In addition to private equity, Bain Capital invests across asset
classes including credit, public equity and venture capital, and
leverages the firm’s shared platform to capture opportunities in
strategic areas of focus. For more information visit
www.baincapitalprivateequity.com.
Forward-Looking Statements
This press release contains statements which may be considered
forward-looking within the meaning of the U.S. federal securities
laws, including statements regarding the acquisition of Blue Coat,
Inc. and the time frame in which this will occur, the expected
benefits to Symantec, its customers, stockholders and investors
from completing the acquisition, including expected growth,
earnings accretion and cost savings, statements regarding the
investment by Bain Capital and Silver Lake, statements regarding
Symantec’s planned capital return program, and statements regarding
leadership changes in connection with the acquisition and
investments and the potential benefits to be derived therefrom.

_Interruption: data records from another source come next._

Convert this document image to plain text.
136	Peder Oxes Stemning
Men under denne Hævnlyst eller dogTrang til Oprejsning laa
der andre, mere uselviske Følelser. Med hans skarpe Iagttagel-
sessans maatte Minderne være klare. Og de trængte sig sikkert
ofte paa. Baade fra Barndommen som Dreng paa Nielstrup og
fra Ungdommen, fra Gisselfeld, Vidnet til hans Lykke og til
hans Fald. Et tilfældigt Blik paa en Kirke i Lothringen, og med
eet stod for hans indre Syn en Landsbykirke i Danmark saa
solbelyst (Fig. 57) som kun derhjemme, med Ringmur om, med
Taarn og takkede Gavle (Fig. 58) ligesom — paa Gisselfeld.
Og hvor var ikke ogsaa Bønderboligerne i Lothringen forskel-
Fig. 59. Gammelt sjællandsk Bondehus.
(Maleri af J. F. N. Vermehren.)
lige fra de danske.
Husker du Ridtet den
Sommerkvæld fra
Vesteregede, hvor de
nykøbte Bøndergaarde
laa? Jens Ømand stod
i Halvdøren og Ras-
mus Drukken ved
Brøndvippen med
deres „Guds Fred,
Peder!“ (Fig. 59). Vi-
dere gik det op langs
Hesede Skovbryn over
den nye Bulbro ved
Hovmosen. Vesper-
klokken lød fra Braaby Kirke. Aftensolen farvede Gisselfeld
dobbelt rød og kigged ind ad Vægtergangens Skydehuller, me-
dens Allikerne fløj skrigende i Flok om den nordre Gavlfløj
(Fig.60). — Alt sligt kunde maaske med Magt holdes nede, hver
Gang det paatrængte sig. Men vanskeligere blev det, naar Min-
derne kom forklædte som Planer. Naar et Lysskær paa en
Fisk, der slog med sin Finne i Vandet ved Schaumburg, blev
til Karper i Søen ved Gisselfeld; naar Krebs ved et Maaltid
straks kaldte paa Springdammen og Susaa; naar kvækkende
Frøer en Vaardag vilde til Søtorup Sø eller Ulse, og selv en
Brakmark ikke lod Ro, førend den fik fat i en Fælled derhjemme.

These statements are subject to known and unknown risks,
uncertainties and other factors that may cause our actual results,
performance or achievements to differ materially from results
expressed or implied in this press release. Such risk factors
include those related to: required regulatory approvals and the
satisfaction of other closing conditions, the potential impact on
the businesses of Blue Coat and Symantec due to uncertainties
regarding the acquisition; the retention of employees of Blue Coat
and the ability of Symantec to successfully integrate Blue Coat and
to achieve expected benefits; general economic conditions;
fluctuations and volatility in Symantec’s stock price; the ability
of Symantec to successfully execute strategic plans; maintaining
customer and partner relationships; fluctuations in tax rates and
currency exchange rates; the timing and market acceptance of new
product releases and upgrades; and the successful development of
new products, and the degree to which these products and businesses
gain market acceptance. Actual results may differ materially from
those contained in the forward-looking statements in this press
release. Symantec assumes no obligation, and do not intend, to
update these forward-looking statements as a result of future
events or developments. Additional information concerning these and
other risks factors is contained in the Risk Factors section of
Symantec’s Form 10-K for the year ended April 1, 2016.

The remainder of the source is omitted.